Macron lance une « dissuasion nucléaire avancée » : une Europe divisée face à la menace russe

Par SilverLining 02/03/2026 à 20:14
Macron lance une « dissuasion nucléaire avancée » : une Europe divisée face à la menace russe
Photo par ev sur Unsplash

Macron lance une dissuasion nucléaire avancée avec des alliés européens, mais sous contrôle souverain. Une réponse aux menaces russes et chinoises.

Un tournant stratégique sous le gouvernement Lecornu II

Ce 2 mars 2026, depuis la base de l'île Longue à Brest, le président Emmanuel Macron a officialisé un changement majeur dans la doctrine nucléaire française. Dans un discours marqué par une rhétorique martiale, il a annoncé la « mise en place progressive d'une dissuasion avancée », une initiative qui suscite déjà des réactions contrastées en Europe.

Une ouverture aux alliés, mais sous contrôle souverain

Cette nouvelle doctrine permettra désormais aux alliés européens de participer aux exercices de dissuasion, voire d'accueillir des éléments de la force stratégique française. Huit pays – dont l'Allemagne, les Pays-Bas et la Pologne – ont déjà donné leur accord, illustrant une volonté de coopération renforcée face aux menaces géopolitiques.

« Elle pourra prévoir le déploiement de circonstances, d'éléments de force stratégique chez nos alliés », a précisé Macron, avant d'ajouter : « La dissuasion doit demeurer un intangible français. »

Cette nuance souligne la précaution française : malgré l'ouverture, la définition des « intérêts vitaux » reste une décision souveraine, excluant tout partage de commandement.

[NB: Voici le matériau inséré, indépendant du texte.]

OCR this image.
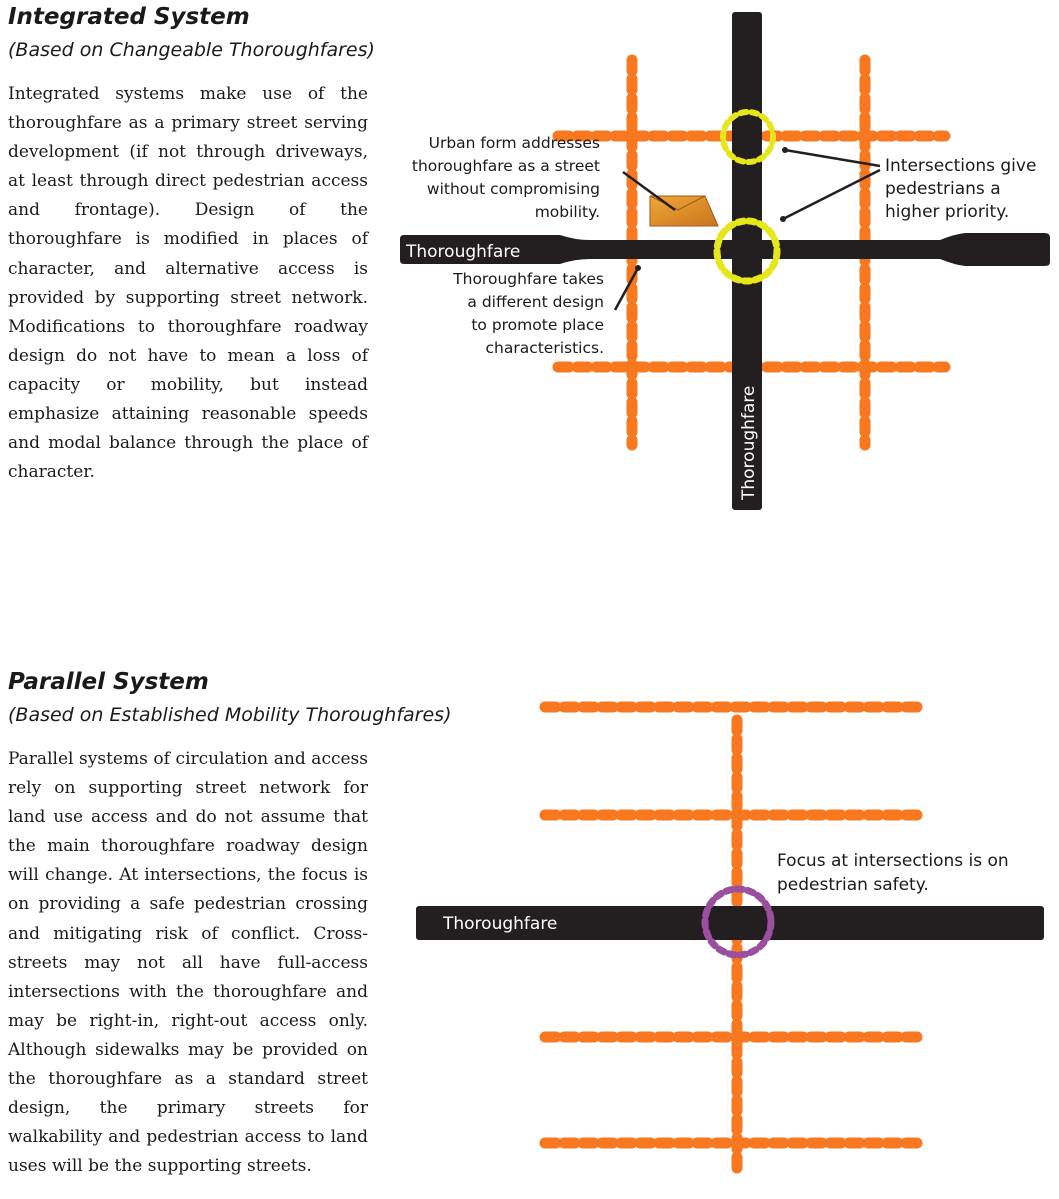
Integrated System

(Based on Changeable Thoroughfares)

Integrated systems make use of the thoroughfare as a primary street serving development (if not through driveways, at least through direct pedestrian access and frontage). Design of the thoroughfare is modified in places of character, and alternative access is provided by supporting street network. Modifications to thoroughfare roadway design do not have to mean a loss of capacity or mobility, but instead emphasize attaining reasonable speeds and modal balance through the place of character.

Parallel System

(Based on Established Mobility Thoroughfares)

Parallel systems of circulation and access rely on supporting street network for land use access and do not assume that the main thoroughfare roadway design will change. At intersections, the focus is on providing a safe pedestrian crossing and mitigating risk of conflict. Cross-streets may not all have full-access intersections with the thoroughfare and may be right-in, right-out access only. Although sidewalks may be provided on the thoroughfare as a standard street design, the primary streets for walkability and pedestrian access to land uses will be the supporting streets.

Thoroughfare
Thoroughfare
Urban form addresses
thoroughfare as a street
without compromising
mobility.
Intersections give
pedestrians a
higher priority.
Thoroughfare takes
a different design
to promote place
characteristics.
Thoroughfare
Focus at intersections is on
pedestrian safety.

Un renforcement militaire face à la Russie et à la Chine

Dans un contexte marqué par les tensions avec Moscou et Pékin, cette annonce s'inscrit dans une stratégie de dissuasion élargie. La France prévoit d'augmenter son arsenal nucléaire et de construire un nouveau sous-marin lanceur d'engins, L'Invincible, prévu pour 2036. Une réponse claire aux ambitions expansionnistes des puissances autoritaires.

Cette initiative intervient alors que l'Union européenne peine à trouver une position unie face aux crises sécuritaires. La Hongrie, toujours réticente, n'a pas été mentionnée parmi les partenaires, tandis que la Pologne et les pays baltes saluent une démarche courageuse.

La gauche applaudit, la droite s'interroge

Du côté de la NUPES, Jean-Luc Mélenchon a salué une « avancée nécessaire », bien que critiquant le manque de transparence sur les coûts. À droite, en revanche, les réactions sont mitigées. Marine Le Pen a dénoncé un « gaspillage financier », tandis que certains LR évoquent un « manque de concertation » avec l'OTAN.

Le gouvernement Lecornu II, fragilisé par les crises internes, tente de capitaliser sur ce dossier pour redorer son image. Mais dans un climat de défiance politique, cette annonce suffira-t-elle à rassurer les Français ?

À propos de l'auteur

SilverLining

On me demande souvent comment je garde espoir face au désastre politique actuel. Ma réponse est simple : je vois ce qui se passe sur le terrain. Des citoyens qui s'organisent, des collectifs qui naissent, des alternatives qui émergent. La politique ne se résume pas aux jeux de pouvoir parisiens. Partout en France, des gens refusent la résignation et inventent autre chose. C'est cette France-là que je documente, celle qui ne fait jamais les gros titres mais qui prépare le monde d'après.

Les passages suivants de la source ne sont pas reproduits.